# SQL project
<p>In this project, I will take a look at the `chinook.db` database and will formulate a few business questions, which I will subsequently answer.</p>

In [1]:
%%capture
%load_ext sql
%sql sqlite:///chinook.db

'Connected: None@chinook.db'

First, I will have a look at the names of the tables within the database and at a few of the tables listed.

In [2]:
%%sql
SELECT
    name,
    type
FROM sqlite_master
WHERE type IN ("table","view");

Done.


name,type
album,table
artist,table
customer,table
employee,table
genre,table
invoice,table
invoice_line,table
media_type,table
playlist,table
playlist_track,table


In [3]:
%%sql
SELECT *
FROM customer
LIMIT 5;

Done.


customer_id,first_name,last_name,company,address,city,state,country,postal_code,phone,fax,email,support_rep_id
1,Luís,Gonçalves,Embraer - Empresa Brasileira de Aeronáutica S.A.,"Av. Brigadeiro Faria Lima, 2170",São José dos Campos,SP,Brazil,12227-000,+55 (12) 3923-5555,+55 (12) 3923-5566,luisg@embraer.com.br,3
2,Leonie,Köhler,,Theodor-Heuss-Straße 34,Stuttgart,,Germany,70174,+49 0711 2842222,,leonekohler@surfeu.de,5
3,François,Tremblay,,1498 rue Bélanger,Montréal,QC,Canada,H2G 1A7,+1 (514) 721-4711,,ftremblay@gmail.com,3
4,Bjørn,Hansen,,Ullevålsveien 14,Oslo,,Norway,0171,+47 22 44 22 22,,bjorn.hansen@yahoo.no,4
5,František,Wichterlová,JetBrains s.r.o.,Klanova 9/506,Prague,,Czech Republic,14700,+420 2 4172 5555,+420 2 4172 5555,frantisekw@jetbrains.com,4


In [4]:
%%sql
SELECT *
FROM invoice_line
LIMIT 5;

Done.


invoice_line_id,invoice_id,track_id,unit_price,quantity
1,1,1158,0.99,1
2,1,1159,0.99,1
3,1,1160,0.99,1
4,1,1161,0.99,1
5,1,1162,0.99,1


### First business question:
Find out which genres sell the most tracks in the USA. Of the fours genres "Hip-Hop", "Punk", "Pop", and "Blues", which is the least popular genre?

In [5]:
%%sql
SELECT 
        t.genre_id,
        COUNT(i.quantity) sold_count
FROM invoice_line i
INNER JOIN track t ON t.track_id = i.track_id
GROUP BY 1
LIMIT 5;

Done.


genre_id,sold_count
1,2635
2,121
3,619
4,492
6,124


In [6]:
%%sql
SELECT il.invoice_id,
        il.track_id,
        il.quantity
FROM invoice_line il
INNER JOIN invoice i ON il.invoice_id = i.invoice_id
INNER JOIN customer c ON c.customer_id = i.customer_id
WHERE c.country = 'USA'
LIMIT 5;

Done.


invoice_id,track_id,quantity
1,1158,1
1,1159,1
1,1160,1
1,1161,1
1,1162,1


In [7]:
%%sql
WITH track_counts AS (
SELECT 
        t.genre_id,
        COUNT(il.invoice_line_id) sold_count
FROM invoice_line il
INNER JOIN track t ON t.track_id = il.track_id
INNER JOIN invoice i ON il.invoice_id = i.invoice_id
INNER JOIN customer c ON c.customer_id = i.customer_id
WHERE c.country = 'USA'
GROUP BY 1
)    


SELECT 
        g.name genre,
        tc.sold_count
FROM genre g
INNER JOIN track_counts tc ON tc.genre_id = g.genre_id
ORDER BY 2 DESC
LIMIT 10;

Done.


genre,sold_count
Rock,561
Alternative & Punk,130
Metal,124
R&B/Soul,53
Blues,36
Alternative,35
Latin,22
Pop,22
Hip Hop/Rap,20
Jazz,14


Based on this tables, the genre "Hip Hop" is the least favourite one.

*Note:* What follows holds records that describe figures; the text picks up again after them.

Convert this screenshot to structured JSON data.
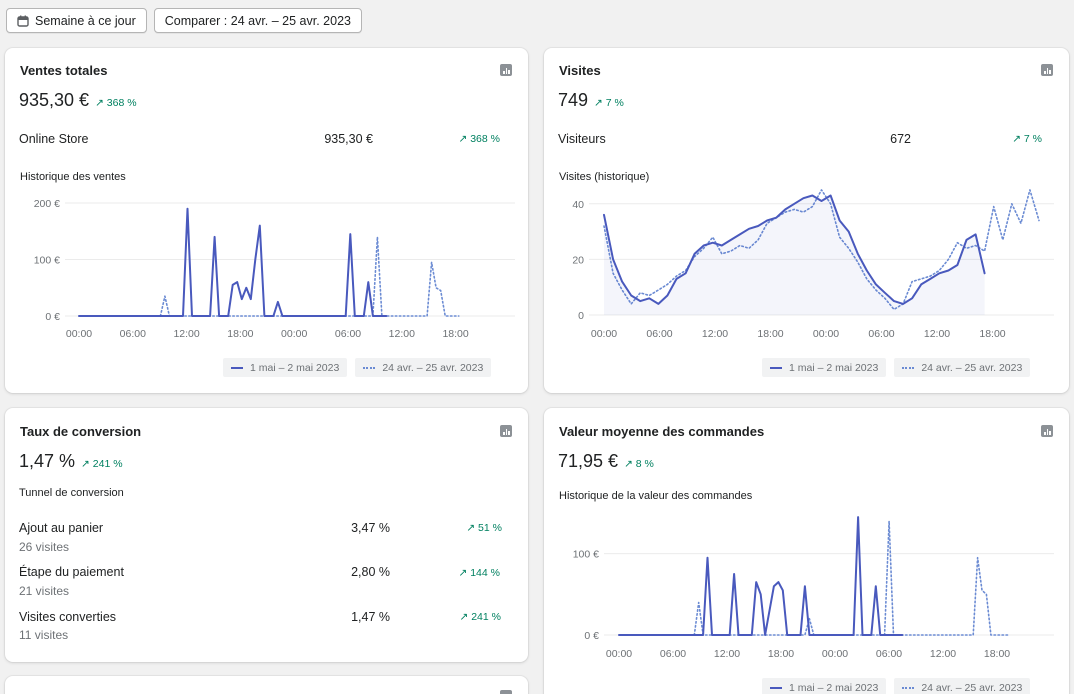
{
  "toolbar": {
    "date_button": "Semaine à ce jour",
    "compare_button": "Comparer : 24 avr. – 25 avr. 2023"
  },
  "legend": {
    "current": "1 mai – 2 mai 2023",
    "previous": "24 avr. – 25 avr. 2023"
  },
  "x_ticks": [
    "00:00",
    "06:00",
    "12:00",
    "18:00",
    "00:00",
    "06:00",
    "12:00",
    "18:00"
  ],
  "colors": {
    "current": "#4959bd",
    "previous": "#6b8bd3",
    "positive": "#008060"
  },
  "sales": {
    "title": "Ventes totales",
    "value": "935,30 €",
    "delta": "↗ 368 %",
    "row_label": "Online Store",
    "row_value": "935,30 €",
    "row_delta": "↗ 368 %",
    "chart_title": "Historique des ventes"
  },
  "visits": {
    "title": "Visites",
    "value": "749",
    "delta": "↗ 7 %",
    "row_label": "Visiteurs",
    "row_value": "672",
    "row_delta": "↗ 7 %",
    "chart_title": "Visites (historique)"
  },
  "conversion": {
    "title": "Taux de conversion",
    "value": "1,47 %",
    "delta": "↗ 241 %",
    "funnel_title": "Tunnel de conversion",
    "rows": [
      {
        "label": "Ajout au panier",
        "sub": "26 visites",
        "value": "3,47 %",
        "delta": "↗ 51 %"
      },
      {
        "label": "Étape du paiement",
        "sub": "21 visites",
        "value": "2,80 %",
        "delta": "↗ 144 %"
      },
      {
        "label": "Visites converties",
        "sub": "11 visites",
        "value": "1,47 %",
        "delta": "↗ 241 %"
      }
    ]
  },
  "aov": {
    "title": "Valeur moyenne des commandes",
    "value": "71,95 €",
    "delta": "↗ 8 %",
    "chart_title": "Historique de la valeur des commandes"
  },
  "chart_data": [
    {
      "type": "line",
      "title": "Historique des ventes",
      "x_hours": [
        0,
        48
      ],
      "y_ticks": [
        "0 €",
        "100 €",
        "200 €"
      ],
      "ylim": [
        0,
        200
      ],
      "series": [
        {
          "name": "1 mai – 2 mai 2023",
          "style": "solid",
          "values": [
            [
              0,
              0
            ],
            [
              11,
              0
            ],
            [
              11.5,
              0
            ],
            [
              12,
              190
            ],
            [
              12.5,
              0
            ],
            [
              14.5,
              0
            ],
            [
              15,
              140
            ],
            [
              15.5,
              0
            ],
            [
              16.5,
              0
            ],
            [
              17,
              55
            ],
            [
              17.5,
              60
            ],
            [
              18,
              30
            ],
            [
              18.5,
              50
            ],
            [
              19,
              30
            ],
            [
              19.5,
              100
            ],
            [
              20,
              160
            ],
            [
              20.5,
              0
            ],
            [
              21.5,
              0
            ],
            [
              22,
              25
            ],
            [
              22.5,
              0
            ],
            [
              29.5,
              0
            ],
            [
              30,
              145
            ],
            [
              30.5,
              0
            ],
            [
              31.5,
              0
            ],
            [
              32,
              60
            ],
            [
              32.5,
              0
            ],
            [
              34,
              0
            ]
          ]
        },
        {
          "name": "24 avr. – 25 avr. 2023",
          "style": "dotted",
          "values": [
            [
              9,
              0
            ],
            [
              9.5,
              35
            ],
            [
              10,
              0
            ],
            [
              32.5,
              0
            ],
            [
              33,
              140
            ],
            [
              33.5,
              0
            ],
            [
              38.5,
              0
            ],
            [
              39,
              95
            ],
            [
              39.5,
              50
            ],
            [
              40,
              45
            ],
            [
              40.5,
              0
            ],
            [
              42,
              0
            ]
          ]
        }
      ]
    },
    {
      "type": "line",
      "title": "Visites (historique)",
      "x_hours": [
        0,
        48
      ],
      "y_ticks": [
        "0",
        "20",
        "40"
      ],
      "ylim": [
        0,
        50
      ],
      "series": [
        {
          "name": "1 mai – 2 mai 2023",
          "style": "solid",
          "values": [
            [
              0,
              36
            ],
            [
              1,
              20
            ],
            [
              2,
              12
            ],
            [
              3,
              7
            ],
            [
              4,
              5
            ],
            [
              5,
              6
            ],
            [
              6,
              4
            ],
            [
              7,
              7
            ],
            [
              8,
              13
            ],
            [
              9,
              15
            ],
            [
              10,
              22
            ],
            [
              11,
              25
            ],
            [
              12,
              26
            ],
            [
              13,
              25
            ],
            [
              14,
              27
            ],
            [
              15,
              29
            ],
            [
              16,
              31
            ],
            [
              17,
              32
            ],
            [
              18,
              34
            ],
            [
              19,
              35
            ],
            [
              20,
              38
            ],
            [
              21,
              40
            ],
            [
              22,
              42
            ],
            [
              23,
              43
            ],
            [
              24,
              41
            ],
            [
              25,
              43
            ],
            [
              26,
              34
            ],
            [
              27,
              30
            ],
            [
              28,
              22
            ],
            [
              29,
              16
            ],
            [
              30,
              11
            ],
            [
              31,
              8
            ],
            [
              32,
              5
            ],
            [
              33,
              4
            ],
            [
              34,
              6
            ],
            [
              35,
              11
            ],
            [
              36,
              13
            ],
            [
              37,
              15
            ],
            [
              38,
              16
            ],
            [
              39,
              18
            ],
            [
              40,
              27
            ],
            [
              41,
              29
            ],
            [
              42,
              15
            ]
          ]
        },
        {
          "name": "24 avr. – 25 avr. 2023",
          "style": "dotted",
          "values": [
            [
              0,
              32
            ],
            [
              1,
              15
            ],
            [
              2,
              9
            ],
            [
              3,
              4
            ],
            [
              4,
              8
            ],
            [
              5,
              7
            ],
            [
              6,
              9
            ],
            [
              7,
              11
            ],
            [
              8,
              14
            ],
            [
              9,
              16
            ],
            [
              10,
              21
            ],
            [
              11,
              24
            ],
            [
              12,
              28
            ],
            [
              13,
              22
            ],
            [
              14,
              23
            ],
            [
              15,
              25
            ],
            [
              16,
              24
            ],
            [
              17,
              27
            ],
            [
              18,
              33
            ],
            [
              19,
              35
            ],
            [
              20,
              37
            ],
            [
              21,
              38
            ],
            [
              22,
              37
            ],
            [
              23,
              39
            ],
            [
              24,
              45
            ],
            [
              25,
              40
            ],
            [
              26,
              28
            ],
            [
              27,
              24
            ],
            [
              28,
              19
            ],
            [
              29,
              13
            ],
            [
              30,
              9
            ],
            [
              31,
              6
            ],
            [
              32,
              2
            ],
            [
              33,
              4
            ],
            [
              34,
              12
            ],
            [
              35,
              13
            ],
            [
              36,
              14
            ],
            [
              37,
              16
            ],
            [
              38,
              20
            ],
            [
              39,
              26
            ],
            [
              40,
              24
            ],
            [
              41,
              25
            ],
            [
              42,
              23
            ],
            [
              43,
              39
            ],
            [
              44,
              27
            ],
            [
              45,
              40
            ],
            [
              46,
              33
            ],
            [
              47,
              45
            ],
            [
              48,
              34
            ]
          ]
        }
      ]
    },
    {
      "type": "line",
      "title": "Historique de la valeur des commandes",
      "x_hours": [
        0,
        48
      ],
      "y_ticks": [
        "0 €",
        "100 €"
      ],
      "ylim": [
        0,
        150
      ],
      "series": [
        {
          "name": "1 mai – 2 mai 2023",
          "style": "solid",
          "values": [
            [
              0,
              0
            ],
            [
              9,
              0
            ],
            [
              9.5,
              0
            ],
            [
              10,
              95
            ],
            [
              10.5,
              0
            ],
            [
              12.5,
              0
            ],
            [
              13,
              75
            ],
            [
              13.5,
              0
            ],
            [
              15,
              0
            ],
            [
              15.5,
              65
            ],
            [
              16,
              50
            ],
            [
              16.5,
              0
            ],
            [
              17.5,
              60
            ],
            [
              18,
              65
            ],
            [
              18.5,
              55
            ],
            [
              19,
              0
            ],
            [
              20.5,
              0
            ],
            [
              21,
              60
            ],
            [
              21.5,
              0
            ],
            [
              26.5,
              0
            ],
            [
              27,
              145
            ],
            [
              27.5,
              0
            ],
            [
              28.5,
              0
            ],
            [
              29,
              60
            ],
            [
              29.5,
              0
            ],
            [
              32,
              0
            ]
          ]
        },
        {
          "name": "24 avr. – 25 avr. 2023",
          "style": "dotted",
          "values": [
            [
              8.5,
              0
            ],
            [
              9,
              40
            ],
            [
              9.5,
              0
            ],
            [
              21,
              0
            ],
            [
              21.5,
              20
            ],
            [
              22,
              0
            ],
            [
              30,
              0
            ],
            [
              30.5,
              140
            ],
            [
              31,
              0
            ],
            [
              40,
              0
            ],
            [
              40.5,
              95
            ],
            [
              41,
              55
            ],
            [
              41.5,
              50
            ],
            [
              42,
              0
            ],
            [
              44,
              0
            ]
          ]
        }
      ]
    }
  ]
}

## Second business question:
Which sales agent performed best? 

To find out which sales agent performed best, I will need to combine the tables `employee`, `customer`, and `invoice`:

In [8]:
%%sql
WITH total_per_customer AS (
SELECT 
        customer_id,
        SUM(total) AS total_spent
    FROM invoice
    GROUP BY customer_id
),

customer_support AS (
SELECT c.customer_id,
        c.support_rep_id,
        SUM(t.total_spent) total_spent_per_support
    FROM customer c
INNER JOIN total_per_customer t ON t.customer_id = c.customer_id
GROUP BY support_rep_id
)

SELECT e.first_name || " " || e.last_name AS employee,
        cs.total_spent_per_support AS total_per_employee
FROM employee e
INNER JOIN customer_support cs ON e.employee_id = cs.support_rep_id
LIMIT 5;


Done.


employee,total_per_employee
Jane Peacock,1731.5099999999998
Margaret Park,1584.0000000000002
Steve Johnson,1393.92


There are only three employees. Of these three, Jane sold the most records followed by Margeret and Steve.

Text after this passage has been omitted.